President Peter Mutharika is maintaining his script about his success in turning around the economy of Malawi after he interited empty coffers from his predecessor Joyce Banda in 2014.
Mutharika, an international and constitutional law expert, has said his government took painful steps to stabilize the economy and the currency, the kwacha, and brought inflation down from a peak of 24 percent to single digit and reduced interest rates from 25 per cent to 16 per cent.
“There was no money because the previous government [of Joyce Banda] had engaged in massive looting of government resources [Cashgate].
“We inherited a deficit that was almost equal to our annual national budget.
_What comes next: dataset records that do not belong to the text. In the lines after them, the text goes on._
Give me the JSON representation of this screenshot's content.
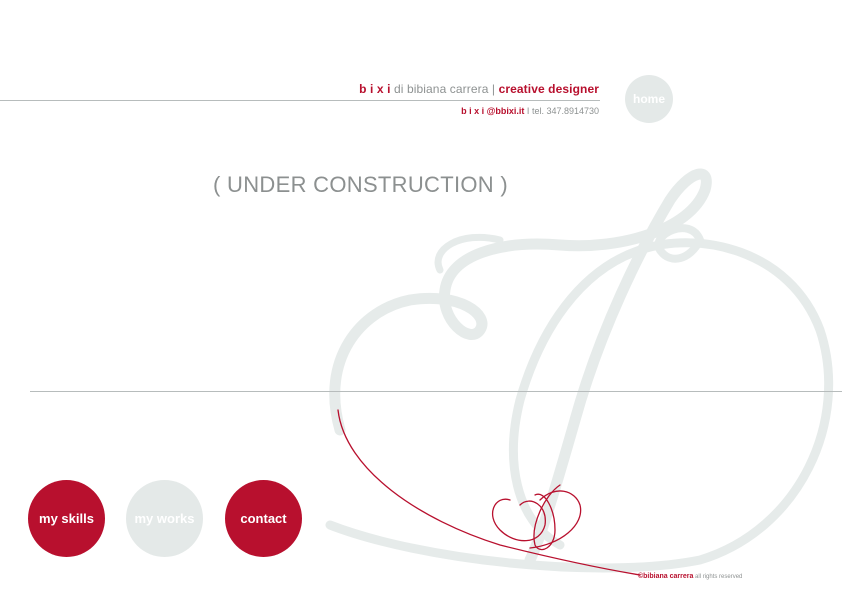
{
  "header": {
    "brand": "b i x i",
    "byline": " di bibiana carrera | ",
    "role": "creative designer",
    "email": "b i x i @bbixi.it",
    "separator": "  I  ",
    "phone": "tel. 347.8914730"
  },
  "nav": {
    "home_label": "home",
    "skills_label": "my skills",
    "works_label": "my works",
    "contact_label": "contact"
  },
  "main": {
    "status": "( UNDER CONSTRUCTION )"
  },
  "footer": {
    "owner": "©bibiana carrera",
    "rights": " all rights reserved"
  },
  "colors": {
    "accent": "#b8102e",
    "muted": "#e4e9e8",
    "text_gray": "#8e9292"
  }
}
The country was going bankrupt,” said Mutharika when he was conferred with an honorary degree by Washington University Sunday.
The President said when he took power in 2014, he had to deal with devastating floods, a famine and a foreign-aid freeze.
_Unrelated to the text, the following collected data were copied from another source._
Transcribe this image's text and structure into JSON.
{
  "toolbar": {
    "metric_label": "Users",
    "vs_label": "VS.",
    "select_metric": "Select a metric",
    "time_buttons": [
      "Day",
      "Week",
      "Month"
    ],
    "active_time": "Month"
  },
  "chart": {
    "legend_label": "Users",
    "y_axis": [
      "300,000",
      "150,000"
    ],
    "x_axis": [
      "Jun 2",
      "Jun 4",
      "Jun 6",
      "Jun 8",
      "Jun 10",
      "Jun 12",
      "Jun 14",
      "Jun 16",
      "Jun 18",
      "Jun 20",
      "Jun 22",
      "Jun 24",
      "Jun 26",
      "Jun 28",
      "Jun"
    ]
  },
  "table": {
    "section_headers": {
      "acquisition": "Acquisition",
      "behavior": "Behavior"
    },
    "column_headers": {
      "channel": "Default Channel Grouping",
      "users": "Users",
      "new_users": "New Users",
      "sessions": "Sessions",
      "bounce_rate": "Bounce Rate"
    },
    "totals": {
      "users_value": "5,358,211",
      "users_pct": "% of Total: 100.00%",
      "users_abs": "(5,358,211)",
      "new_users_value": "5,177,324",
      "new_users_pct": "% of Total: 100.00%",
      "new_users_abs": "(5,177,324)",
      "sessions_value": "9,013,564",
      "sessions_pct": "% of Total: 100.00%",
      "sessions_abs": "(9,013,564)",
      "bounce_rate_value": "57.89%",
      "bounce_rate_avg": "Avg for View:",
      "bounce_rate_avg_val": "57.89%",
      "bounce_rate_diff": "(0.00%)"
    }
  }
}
“We had to run the country with our resources, and we did. In that tight and hard situation, we managed to turn around the economy,” said Mutharika.
Mutharika prides his administration of taking import cover from the lowest point to the highest point in Malawi’s economic history.
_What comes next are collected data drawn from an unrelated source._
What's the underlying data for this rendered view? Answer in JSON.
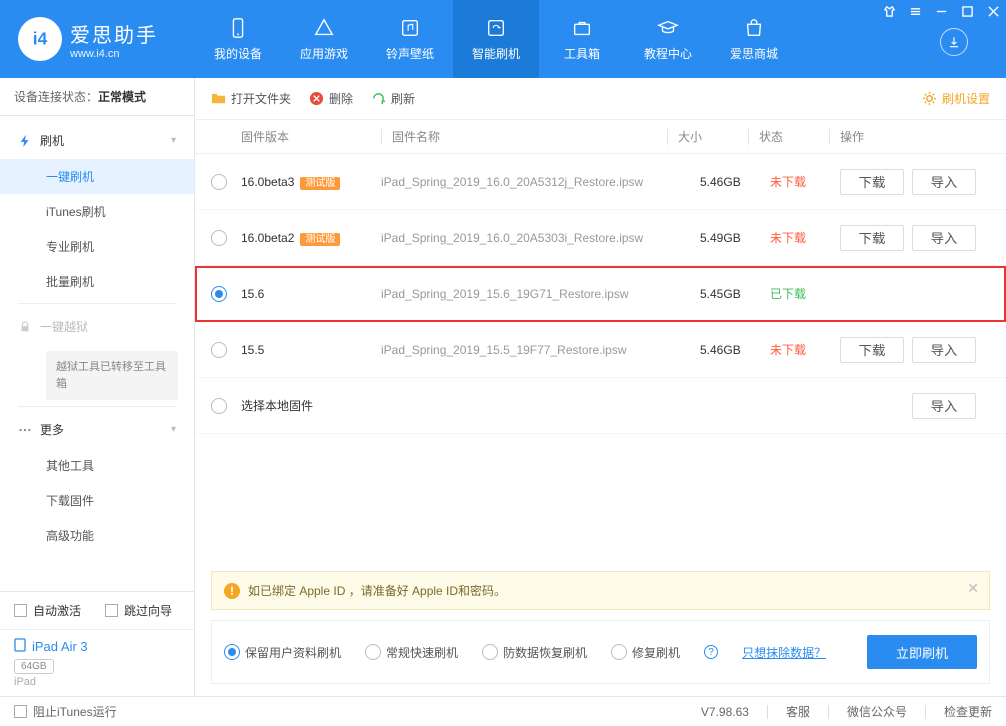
{
  "app": {
    "name": "爱思助手",
    "url": "www.i4.cn"
  },
  "nav": [
    {
      "label": "我的设备"
    },
    {
      "label": "应用游戏"
    },
    {
      "label": "铃声壁纸"
    },
    {
      "label": "智能刷机"
    },
    {
      "label": "工具箱"
    },
    {
      "label": "教程中心"
    },
    {
      "label": "爱思商城"
    }
  ],
  "conn": {
    "label": "设备连接状态：",
    "value": "正常模式"
  },
  "sidebar": {
    "flash_head": "刷机",
    "flash_items": [
      "一键刷机",
      "iTunes刷机",
      "专业刷机",
      "批量刷机"
    ],
    "jailbreak_head": "一键越狱",
    "jailbreak_notice": "越狱工具已转移至工具箱",
    "more_head": "更多",
    "more_items": [
      "其他工具",
      "下载固件",
      "高级功能"
    ]
  },
  "auto": {
    "activate": "自动激活",
    "skip": "跳过向导"
  },
  "device": {
    "name": "iPad Air 3",
    "capacity": "64GB",
    "type": "iPad"
  },
  "toolbar": {
    "open": "打开文件夹",
    "del": "删除",
    "refresh": "刷新",
    "settings": "刷机设置"
  },
  "thead": {
    "ver": "固件版本",
    "name": "固件名称",
    "size": "大小",
    "status": "状态",
    "ops": "操作"
  },
  "rows": [
    {
      "ver": "16.0beta3",
      "beta": "测试版",
      "fname": "iPad_Spring_2019_16.0_20A5312j_Restore.ipsw",
      "size": "5.46GB",
      "status": "未下载",
      "downloaded": false,
      "selected": false,
      "showOps": true
    },
    {
      "ver": "16.0beta2",
      "beta": "测试版",
      "fname": "iPad_Spring_2019_16.0_20A5303i_Restore.ipsw",
      "size": "5.49GB",
      "status": "未下载",
      "downloaded": false,
      "selected": false,
      "showOps": true
    },
    {
      "ver": "15.6",
      "beta": "",
      "fname": "iPad_Spring_2019_15.6_19G71_Restore.ipsw",
      "size": "5.45GB",
      "status": "已下载",
      "downloaded": true,
      "selected": true,
      "showOps": false
    },
    {
      "ver": "15.5",
      "beta": "",
      "fname": "iPad_Spring_2019_15.5_19F77_Restore.ipsw",
      "size": "5.46GB",
      "status": "未下载",
      "downloaded": false,
      "selected": false,
      "showOps": true
    }
  ],
  "local_row": "选择本地固件",
  "ops": {
    "dl": "下载",
    "import": "导入"
  },
  "notice": "如已绑定 Apple ID ，请准备好 Apple ID和密码。",
  "flash_opts": {
    "keep": "保留用户资料刷机",
    "fast": "常规快速刷机",
    "anti": "防数据恢复刷机",
    "repair": "修复刷机",
    "erase_link": "只想抹除数据？",
    "button": "立即刷机"
  },
  "statusbar": {
    "block_itunes": "阻止iTunes运行",
    "version": "V7.98.63",
    "cs": "客服",
    "wechat": "微信公众号",
    "update": "检查更新"
  }
}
“Our import cover has risen from below 2 months to 6 months. We have made local currency stable and predictable,” he said.
Mutharika said his administration has also raised economic growth above the Sub-Saharan and IMF global average growth.
“I found GDP Growth Rate at 2.4 per cent when I started leading Malawi four years ago. Now we expect growth at 4 per cent in our 2018/2019 financial year. And we expect this growth to rise to 6 percent in 2019,” he said.
“I believe we have begun to take Malawi from poverty to prosperity,” said Mutharika and he paid tribute to all this progress to the people of Malawi, who he said have contributed greatly to his career.
Mutharika also talked about the inspiration he found in the United States, especially at Washington University.
“I have learnt many lessons from my time of being a professor in this place. And I have also learnt great lessons from the people of Malawi – lessons that define my leadership,” said Mutharika.
Mutharika said he has learnt to lead Malawi with “a passionate determination” to take it out of poverty and is upbeat to deliver.
President Mutharika officially received the Doctor of Humane Letters during a ceremony in Holmes Lounge attended by students, faculty, alumni and other guests of the University.